I'm finding the discussions here so useful and I thought I'd try to incorporate what I've learned from you all into a care plan for my future. It sounds a bit grand, I know! I'd like to be proactive and positive, and maybe try to ensure that discussions with doctors are about quality of life as well as symptoms and problems.
I've had symptoms for years, mainly neurological, and I got the SjS diagnosis just a few months ago. I'm on lots of pain meds, Prednisolone, Plaquenil and Cellcept so I'm dealing with drug side effects as well as SjS symptoms, and mobility issues.
I saw my GP this morning to discuss a care plan and her response was that she'd support me in anything I felt I needed; I just have to work out what that is. I'm seeing the rheumatologist next week so I'll ask him too. In the meantime I thought I'd come to the experts - you all!
If you could design an ideal care package for yourself what would it include? Who would you see for eye care, for example? Your regular optician or the eye hospital? Ditto teeth and mouth care. How would you get the best care for long-term steroid use? Who is the best person to monitor your lymph system? How much time and energy would you spend consulting SjS specialists, maybe travelling a long distance for a consultation? Or would you rely on local expertise?
I know I'm lucky to have a supportive GP who is interested in learning more about SjS. I also know I'm blessed to live in a wealthy country (despite the current economic mess!) with the NHS so within reason I can request treatment and support - although I need to be prepared to wait for everything!
So if you have the time and energy to dream, please let me know what support and care you'd ask for.
Thanks to all - Chana xxx
Hi Chana :)
I'd like to be a better self advocate. It's weird - I have a 'degree in bullsh*t' when it comes to advocating for others but I'm hopeless when it comes to me!
My GPs fine. I'd like a rheumatologist who looked at the bigger picture. Mine tends not to. I'd certainly like a different neurologist. I still haven't done anything about the one I saw but I think I'm going to write him an icily polite scathing letter but run it past my GP first.
I prefer my opthamologist to my optician - and it means my GP gets letters. I'll stick with my dentist cos my teeth aren't worth saving!
Thankfully I've never needed steroids as yet apart from steroid eye-drops. (A course)

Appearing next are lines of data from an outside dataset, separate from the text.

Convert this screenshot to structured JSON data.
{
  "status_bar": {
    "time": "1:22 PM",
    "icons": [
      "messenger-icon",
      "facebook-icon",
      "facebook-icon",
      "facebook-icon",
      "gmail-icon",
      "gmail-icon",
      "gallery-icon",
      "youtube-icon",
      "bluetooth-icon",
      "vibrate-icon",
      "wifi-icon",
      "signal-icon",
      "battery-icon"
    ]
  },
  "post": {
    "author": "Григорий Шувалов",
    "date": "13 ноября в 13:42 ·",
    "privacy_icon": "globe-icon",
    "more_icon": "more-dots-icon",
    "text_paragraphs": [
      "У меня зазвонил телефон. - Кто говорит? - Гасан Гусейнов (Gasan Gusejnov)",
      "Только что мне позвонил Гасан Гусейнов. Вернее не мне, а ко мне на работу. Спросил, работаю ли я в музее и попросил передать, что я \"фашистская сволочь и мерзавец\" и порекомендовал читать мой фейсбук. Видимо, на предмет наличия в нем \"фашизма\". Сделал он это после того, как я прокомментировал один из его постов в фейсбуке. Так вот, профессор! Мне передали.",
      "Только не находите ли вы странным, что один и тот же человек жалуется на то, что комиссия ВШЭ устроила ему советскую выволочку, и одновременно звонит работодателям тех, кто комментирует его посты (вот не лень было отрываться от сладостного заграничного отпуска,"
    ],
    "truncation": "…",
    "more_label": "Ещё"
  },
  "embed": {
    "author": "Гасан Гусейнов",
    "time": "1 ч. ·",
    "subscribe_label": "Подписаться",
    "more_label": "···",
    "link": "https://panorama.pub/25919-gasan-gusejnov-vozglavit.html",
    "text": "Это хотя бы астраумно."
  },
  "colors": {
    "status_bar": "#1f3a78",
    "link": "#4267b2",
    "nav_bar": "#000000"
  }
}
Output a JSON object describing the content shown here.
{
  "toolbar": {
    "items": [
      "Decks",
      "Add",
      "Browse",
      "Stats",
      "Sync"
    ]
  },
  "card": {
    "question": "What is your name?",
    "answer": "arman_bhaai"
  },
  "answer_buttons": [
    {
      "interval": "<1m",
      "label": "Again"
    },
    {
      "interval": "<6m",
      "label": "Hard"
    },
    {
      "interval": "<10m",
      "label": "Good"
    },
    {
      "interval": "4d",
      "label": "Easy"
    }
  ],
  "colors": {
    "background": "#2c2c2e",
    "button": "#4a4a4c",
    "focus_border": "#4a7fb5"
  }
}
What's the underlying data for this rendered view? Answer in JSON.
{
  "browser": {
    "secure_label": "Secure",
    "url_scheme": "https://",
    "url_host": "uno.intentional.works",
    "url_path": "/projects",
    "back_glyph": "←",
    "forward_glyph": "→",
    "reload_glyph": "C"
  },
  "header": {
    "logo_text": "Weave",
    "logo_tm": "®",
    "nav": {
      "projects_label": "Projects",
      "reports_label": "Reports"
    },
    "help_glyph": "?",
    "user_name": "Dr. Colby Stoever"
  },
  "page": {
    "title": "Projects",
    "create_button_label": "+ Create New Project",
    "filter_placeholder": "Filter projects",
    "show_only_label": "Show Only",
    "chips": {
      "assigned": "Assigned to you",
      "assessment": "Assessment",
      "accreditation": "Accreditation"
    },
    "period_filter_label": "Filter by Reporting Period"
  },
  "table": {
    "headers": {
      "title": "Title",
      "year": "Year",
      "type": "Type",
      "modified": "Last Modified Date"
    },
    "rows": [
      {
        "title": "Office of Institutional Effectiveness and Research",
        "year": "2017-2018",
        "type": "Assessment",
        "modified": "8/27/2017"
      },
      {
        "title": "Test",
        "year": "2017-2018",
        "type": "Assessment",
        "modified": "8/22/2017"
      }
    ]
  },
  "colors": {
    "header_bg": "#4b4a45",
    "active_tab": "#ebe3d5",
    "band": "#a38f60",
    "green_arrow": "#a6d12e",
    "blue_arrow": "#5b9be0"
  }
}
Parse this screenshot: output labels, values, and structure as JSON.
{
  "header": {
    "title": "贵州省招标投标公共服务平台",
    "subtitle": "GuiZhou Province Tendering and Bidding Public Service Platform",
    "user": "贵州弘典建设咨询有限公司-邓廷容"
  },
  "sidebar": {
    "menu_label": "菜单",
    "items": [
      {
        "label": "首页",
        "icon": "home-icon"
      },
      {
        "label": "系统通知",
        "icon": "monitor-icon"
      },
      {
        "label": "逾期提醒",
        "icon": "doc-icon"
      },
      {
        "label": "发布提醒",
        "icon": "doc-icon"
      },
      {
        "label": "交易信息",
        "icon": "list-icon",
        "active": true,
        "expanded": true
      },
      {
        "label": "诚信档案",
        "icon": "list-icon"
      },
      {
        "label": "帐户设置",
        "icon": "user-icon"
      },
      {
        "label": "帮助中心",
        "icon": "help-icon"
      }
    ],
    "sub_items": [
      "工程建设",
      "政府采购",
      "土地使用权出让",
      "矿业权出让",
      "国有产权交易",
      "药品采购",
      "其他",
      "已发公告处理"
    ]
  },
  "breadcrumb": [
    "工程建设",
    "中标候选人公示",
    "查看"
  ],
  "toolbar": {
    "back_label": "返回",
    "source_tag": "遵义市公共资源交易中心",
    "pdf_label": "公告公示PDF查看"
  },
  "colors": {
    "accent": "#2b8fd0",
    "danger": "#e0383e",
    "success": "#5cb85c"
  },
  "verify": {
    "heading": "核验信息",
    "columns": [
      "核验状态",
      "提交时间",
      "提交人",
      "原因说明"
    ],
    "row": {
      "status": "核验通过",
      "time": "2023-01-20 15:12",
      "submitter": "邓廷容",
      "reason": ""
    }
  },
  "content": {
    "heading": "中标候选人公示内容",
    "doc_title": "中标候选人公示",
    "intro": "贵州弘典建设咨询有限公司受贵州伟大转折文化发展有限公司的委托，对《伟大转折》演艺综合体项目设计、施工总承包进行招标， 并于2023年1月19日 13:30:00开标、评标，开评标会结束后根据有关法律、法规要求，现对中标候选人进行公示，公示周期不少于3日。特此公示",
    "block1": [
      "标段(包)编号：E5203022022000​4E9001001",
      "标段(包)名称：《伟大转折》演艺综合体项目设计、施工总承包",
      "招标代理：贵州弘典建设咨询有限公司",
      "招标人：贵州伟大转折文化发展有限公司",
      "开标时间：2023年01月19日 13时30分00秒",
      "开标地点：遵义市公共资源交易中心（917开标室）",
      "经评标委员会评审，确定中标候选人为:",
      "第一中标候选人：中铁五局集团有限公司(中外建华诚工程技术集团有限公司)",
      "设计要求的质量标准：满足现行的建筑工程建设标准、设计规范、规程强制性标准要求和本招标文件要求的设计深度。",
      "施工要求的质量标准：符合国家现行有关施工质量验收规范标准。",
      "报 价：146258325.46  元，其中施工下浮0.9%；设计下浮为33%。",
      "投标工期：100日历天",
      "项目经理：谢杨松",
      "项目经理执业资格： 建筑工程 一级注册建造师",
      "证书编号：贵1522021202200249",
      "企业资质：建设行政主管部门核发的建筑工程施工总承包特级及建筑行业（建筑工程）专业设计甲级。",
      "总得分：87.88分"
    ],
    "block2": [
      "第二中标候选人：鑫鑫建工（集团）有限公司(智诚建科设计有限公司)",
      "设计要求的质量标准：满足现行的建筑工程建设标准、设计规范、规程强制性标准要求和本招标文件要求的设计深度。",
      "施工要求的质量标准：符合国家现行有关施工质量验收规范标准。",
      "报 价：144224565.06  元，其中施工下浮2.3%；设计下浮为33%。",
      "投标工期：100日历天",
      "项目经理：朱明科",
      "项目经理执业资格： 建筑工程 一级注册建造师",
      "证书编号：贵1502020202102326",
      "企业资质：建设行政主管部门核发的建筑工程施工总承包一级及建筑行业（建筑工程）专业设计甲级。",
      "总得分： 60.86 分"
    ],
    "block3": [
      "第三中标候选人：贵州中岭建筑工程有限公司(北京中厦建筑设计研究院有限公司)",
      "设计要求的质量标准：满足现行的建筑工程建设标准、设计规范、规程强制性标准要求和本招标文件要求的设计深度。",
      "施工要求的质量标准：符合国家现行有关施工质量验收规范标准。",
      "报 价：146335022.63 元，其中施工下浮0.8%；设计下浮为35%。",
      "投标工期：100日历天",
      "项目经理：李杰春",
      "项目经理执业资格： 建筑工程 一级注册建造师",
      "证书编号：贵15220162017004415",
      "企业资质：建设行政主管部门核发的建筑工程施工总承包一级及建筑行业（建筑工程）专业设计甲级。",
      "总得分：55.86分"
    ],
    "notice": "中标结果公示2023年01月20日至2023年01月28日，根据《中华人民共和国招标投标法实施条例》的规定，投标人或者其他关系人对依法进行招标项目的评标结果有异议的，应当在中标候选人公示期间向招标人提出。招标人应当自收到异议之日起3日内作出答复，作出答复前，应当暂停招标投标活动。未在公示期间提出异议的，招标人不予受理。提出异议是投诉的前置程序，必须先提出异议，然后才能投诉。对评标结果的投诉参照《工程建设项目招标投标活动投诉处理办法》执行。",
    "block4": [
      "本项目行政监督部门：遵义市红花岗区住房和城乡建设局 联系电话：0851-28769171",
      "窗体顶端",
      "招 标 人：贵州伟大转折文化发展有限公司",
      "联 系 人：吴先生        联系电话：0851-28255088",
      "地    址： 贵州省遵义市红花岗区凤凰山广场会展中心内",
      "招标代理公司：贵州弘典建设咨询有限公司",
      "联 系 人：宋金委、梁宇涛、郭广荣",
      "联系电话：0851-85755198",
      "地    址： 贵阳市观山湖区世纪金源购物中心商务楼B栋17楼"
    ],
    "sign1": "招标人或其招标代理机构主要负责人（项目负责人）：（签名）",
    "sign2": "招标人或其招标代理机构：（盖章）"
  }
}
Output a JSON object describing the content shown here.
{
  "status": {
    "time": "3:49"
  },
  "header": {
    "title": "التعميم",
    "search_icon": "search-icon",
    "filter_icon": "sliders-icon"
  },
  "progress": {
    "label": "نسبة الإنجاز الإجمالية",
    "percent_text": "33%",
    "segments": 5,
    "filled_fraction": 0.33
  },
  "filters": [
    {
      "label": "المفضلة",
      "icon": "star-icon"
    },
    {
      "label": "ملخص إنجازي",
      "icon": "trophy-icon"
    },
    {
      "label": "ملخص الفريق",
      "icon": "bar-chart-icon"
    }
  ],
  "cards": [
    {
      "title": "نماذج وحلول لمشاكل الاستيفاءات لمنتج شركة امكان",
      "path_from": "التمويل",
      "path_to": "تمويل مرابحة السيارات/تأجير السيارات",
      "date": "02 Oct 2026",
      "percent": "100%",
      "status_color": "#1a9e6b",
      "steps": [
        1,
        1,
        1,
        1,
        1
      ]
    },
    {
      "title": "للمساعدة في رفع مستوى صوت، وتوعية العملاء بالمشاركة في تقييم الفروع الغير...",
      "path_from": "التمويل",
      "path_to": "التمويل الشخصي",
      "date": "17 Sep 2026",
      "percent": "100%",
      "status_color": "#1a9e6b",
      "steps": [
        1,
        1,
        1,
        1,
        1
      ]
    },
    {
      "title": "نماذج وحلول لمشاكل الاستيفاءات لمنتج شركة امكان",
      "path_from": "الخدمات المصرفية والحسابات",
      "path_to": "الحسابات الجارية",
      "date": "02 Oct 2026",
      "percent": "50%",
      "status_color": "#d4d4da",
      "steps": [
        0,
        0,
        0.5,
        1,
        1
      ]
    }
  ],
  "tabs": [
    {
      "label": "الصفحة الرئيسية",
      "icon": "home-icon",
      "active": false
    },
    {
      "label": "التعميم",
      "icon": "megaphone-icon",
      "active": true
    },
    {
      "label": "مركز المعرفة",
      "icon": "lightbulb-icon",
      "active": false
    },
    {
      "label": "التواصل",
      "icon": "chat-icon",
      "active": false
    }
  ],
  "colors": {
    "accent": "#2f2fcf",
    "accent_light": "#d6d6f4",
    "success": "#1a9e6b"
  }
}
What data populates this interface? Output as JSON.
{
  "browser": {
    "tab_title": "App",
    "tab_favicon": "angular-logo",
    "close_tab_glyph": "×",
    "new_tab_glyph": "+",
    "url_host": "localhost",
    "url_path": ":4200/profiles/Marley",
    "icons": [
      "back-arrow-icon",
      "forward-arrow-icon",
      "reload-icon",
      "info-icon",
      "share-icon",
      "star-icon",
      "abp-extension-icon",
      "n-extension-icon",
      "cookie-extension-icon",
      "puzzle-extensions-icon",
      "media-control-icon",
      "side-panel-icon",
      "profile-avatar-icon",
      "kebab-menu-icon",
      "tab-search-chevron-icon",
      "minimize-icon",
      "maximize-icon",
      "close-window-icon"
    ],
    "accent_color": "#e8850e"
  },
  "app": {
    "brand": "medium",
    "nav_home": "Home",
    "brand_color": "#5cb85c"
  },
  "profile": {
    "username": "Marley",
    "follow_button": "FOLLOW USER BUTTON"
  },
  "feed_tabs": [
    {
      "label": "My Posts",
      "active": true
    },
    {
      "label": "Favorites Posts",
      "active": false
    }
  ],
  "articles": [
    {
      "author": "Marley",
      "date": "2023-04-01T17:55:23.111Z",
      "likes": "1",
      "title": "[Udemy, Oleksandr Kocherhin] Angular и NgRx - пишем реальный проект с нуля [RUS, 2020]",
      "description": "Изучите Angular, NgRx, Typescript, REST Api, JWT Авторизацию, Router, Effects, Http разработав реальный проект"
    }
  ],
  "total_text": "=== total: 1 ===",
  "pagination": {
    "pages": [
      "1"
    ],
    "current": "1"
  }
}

I just wish more doctors knew more about SjS than they do.
Take care - Scottie :)
Good question.My plan and hope is to be more proactive in my health this yr.I have a great GP and he tries to help me as best he can.My Rheumy is outright horrible and my nursing friends and family have told me to stop procrastinating and get a new one.My eye Dr. is good, same with dentist.I have alot of confusion on the best Specialist for Sjogren's.Rheumatology,Neurology,Internist,Endochronologist,and more.I just want someone who will manage my care and help me know what I need to do to help myself.Trust is at the top of my list too.
I think the best specialist is the one most familiar with how the most severe symptoms present...a rheumy for joint pain; neuro for brain fog, neuropathy, etc; GI for stomach and bowel upsets; and so on. Trouble is, since we all seem to hit all of those places, my solution is a good GP who is my liaison with the specialists. Luckily, our system is set up so that any tests or consults ordered by one doctor are in the system for the others to access, so (although I do) there's no need for me to drag reports from one to the next, or tell one doc what another has suggested or done.
I seem to have a pretty good set up right now...my optho is also the head of the opthomalogy surgical suite, so I have a private doctor and the eye hospital. My rheumy is a caring and thourough man who is in practice via a hospital clinic, so none of the politics of private practice. All my other docs maintain private practice in conjunction with hospital clinics, so I can access them either way. The only one "out of the loop" so to speak, is my dentist, as dental care in Canada is outside the scope of our national /provincial health care; but my dentist is affordable, accessable, and I have private dental health insurance that covers him!
My steroid use has recently become permanent...my rheumy tells me that since no matter what we've tried, my symptoms and lab work simply don't want to cooperate and allow further weaning, so I'm apparently on maintenance for life, but he conferred with my endo and they are both monitoring and advising.
I would ask for more education of health care workers about all Autoimmune disease, and the vague, lesser known ones like SjS in particular. I haven't run into it personally, but it must be devastating to ask a doctor about a specific disease and get a blank stare in response!